The kernel parameters $\boldsymbol{\theta}$ (and noise $\beta$) enter through $\mathbf{C}(\boldsymbol{\theta})$. They are tuned by maximizing the log marginal likelihood:

$$\ln p(\mathbf{t} \mid \boldsymbol{\theta}) = -\frac{1}{2}\ln|\mathbf{C}| - \frac{1}{2}\mathbf{t}^\top\mathbf{C}^{-1}\mathbf{t} - \frac{N}{2}\ln 2\pi.$$

This trades off data fit (the quadratic term) against model complexity (the log-determinant). Gradient descent in $\boldsymbol{\theta}$-space is practical since both $\mathbf{C}^{-1}$ and gradients $\partial\mathbf{C}/\partial\theta_i$ are computable. This is the GP analogue of empirical Bayes (Lecture 5.3).

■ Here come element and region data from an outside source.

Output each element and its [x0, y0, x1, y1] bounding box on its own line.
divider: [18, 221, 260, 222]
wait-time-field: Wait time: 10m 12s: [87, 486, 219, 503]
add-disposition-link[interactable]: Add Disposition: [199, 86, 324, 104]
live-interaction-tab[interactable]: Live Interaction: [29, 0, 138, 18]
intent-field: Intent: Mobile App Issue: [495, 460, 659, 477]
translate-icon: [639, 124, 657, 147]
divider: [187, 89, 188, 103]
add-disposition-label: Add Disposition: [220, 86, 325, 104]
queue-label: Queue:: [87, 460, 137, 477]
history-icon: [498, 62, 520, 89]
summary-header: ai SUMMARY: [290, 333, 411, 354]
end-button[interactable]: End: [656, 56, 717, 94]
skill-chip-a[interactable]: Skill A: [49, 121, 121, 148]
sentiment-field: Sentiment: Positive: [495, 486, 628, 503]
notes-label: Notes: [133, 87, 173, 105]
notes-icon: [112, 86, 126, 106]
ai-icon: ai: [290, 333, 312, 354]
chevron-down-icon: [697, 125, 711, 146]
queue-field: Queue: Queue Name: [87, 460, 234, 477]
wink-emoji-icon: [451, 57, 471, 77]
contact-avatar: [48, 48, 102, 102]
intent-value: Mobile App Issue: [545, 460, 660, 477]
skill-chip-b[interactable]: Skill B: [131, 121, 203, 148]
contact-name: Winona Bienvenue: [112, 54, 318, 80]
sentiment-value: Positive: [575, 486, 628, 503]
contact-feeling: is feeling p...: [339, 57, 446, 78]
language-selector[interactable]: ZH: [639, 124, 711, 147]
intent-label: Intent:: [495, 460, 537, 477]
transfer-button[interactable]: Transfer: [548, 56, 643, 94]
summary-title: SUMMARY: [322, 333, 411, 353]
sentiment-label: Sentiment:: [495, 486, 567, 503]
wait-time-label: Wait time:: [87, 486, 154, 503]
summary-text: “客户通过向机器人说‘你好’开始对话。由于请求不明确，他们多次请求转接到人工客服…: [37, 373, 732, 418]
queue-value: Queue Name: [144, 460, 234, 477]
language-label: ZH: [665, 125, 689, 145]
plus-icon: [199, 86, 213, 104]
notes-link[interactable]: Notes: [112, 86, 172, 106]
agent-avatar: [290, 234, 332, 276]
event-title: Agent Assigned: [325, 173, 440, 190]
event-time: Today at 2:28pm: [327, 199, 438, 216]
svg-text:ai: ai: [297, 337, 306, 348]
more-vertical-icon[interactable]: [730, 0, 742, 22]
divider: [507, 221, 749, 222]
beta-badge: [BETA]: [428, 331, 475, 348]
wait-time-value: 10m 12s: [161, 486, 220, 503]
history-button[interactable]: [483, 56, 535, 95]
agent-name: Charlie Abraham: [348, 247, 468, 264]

GP Regression vs. Parametric Bayesian Regression

Parametric Bayesian regression (Lectures 4.3–4.5) places a prior on $\mathbf{w}$ and marginalizes over it. GP regression places a prior directly on functions and marginalizes over all functions consistent with the kernel. The parametric model is a special case: with $k(\mathbf{x},\mathbf{x}') = \frac{1}{\alpha}\boldsymbol{\phi}(\mathbf{x})^\top\boldsymbol{\phi}(\mathbf{x}')$, the two approaches yield identical predictive distributions. GPs are strictly more general.